The café wasn’t new to either of you. It was a small, quiet place you had both discovered months ago, back when things still felt easy. The kind of spot where you’d sit for hours, sharing desserts, stealing glances, laughing at things only you two found funny. But now, sitting across from him at the same corner table, everything felt sharper—like the silence carried a different weight.
You weren’t together anymore. That was the unspoken truth hanging in the air. The break had been mutual, at least on the surface, but deep down you knew it wasn’t clean. You’d agreed to “stay friends,” to keep some version of what you had, because cutting ties completely felt impossible.

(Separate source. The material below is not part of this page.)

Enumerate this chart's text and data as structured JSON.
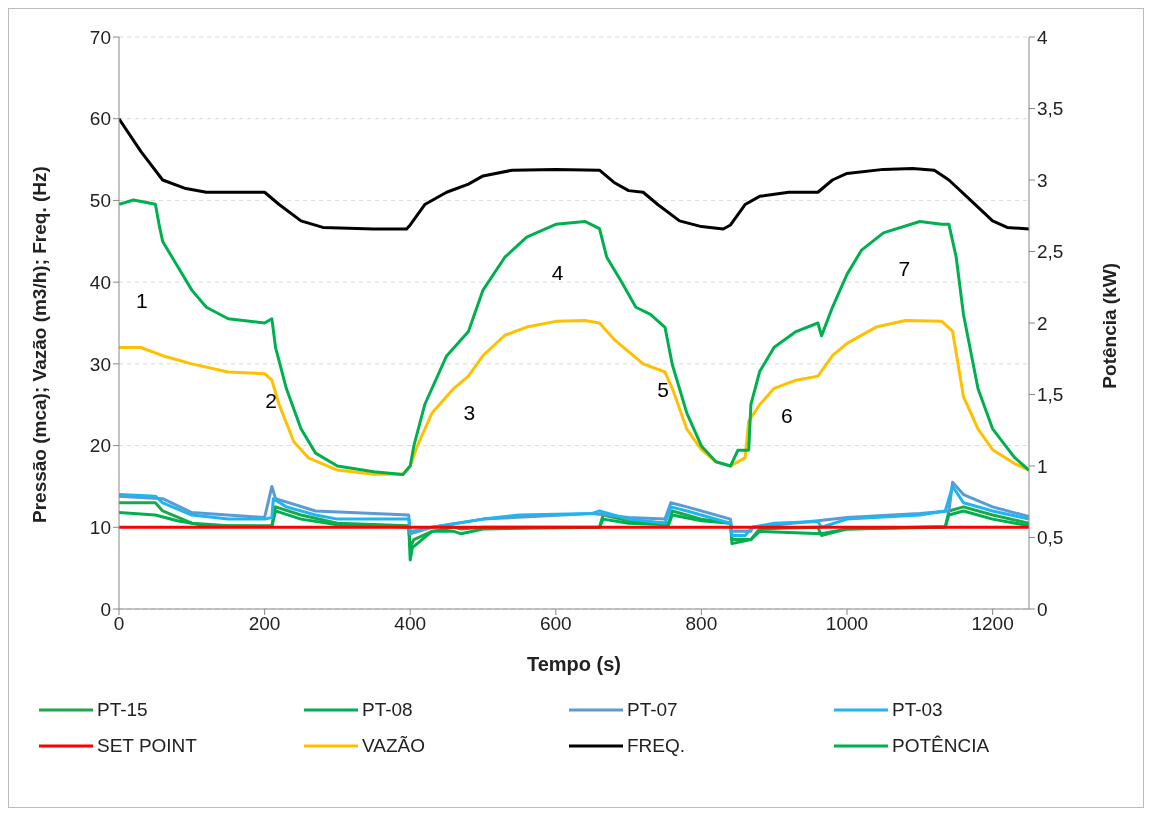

Yet every time his eyes lingered too long on yours, or when his fingers brushed against yours by accident while reaching for the sugar, it was as if the past refused to stay buried.
Oscar was talking about something lighthearted—his work in F1, a new series he’d started—but you barely heard it. All you could focus on was the way his voice still sounded like home, the way his smile twisted a knife you couldn’t admit was there. You nodded, forcing a smile of your own, pretending it was easy. Pretending that being “just friends” didn’t ache in every quiet second between you.
Then, his gaze dropped for a moment, before flicking back to yours, softer, questioning. It was enough to make your chest tighten.
“You know…” he said slowly, his fingers tracing the rim of his coffee cup, “I don’t think we’re fooling anyone by calling this friendship.”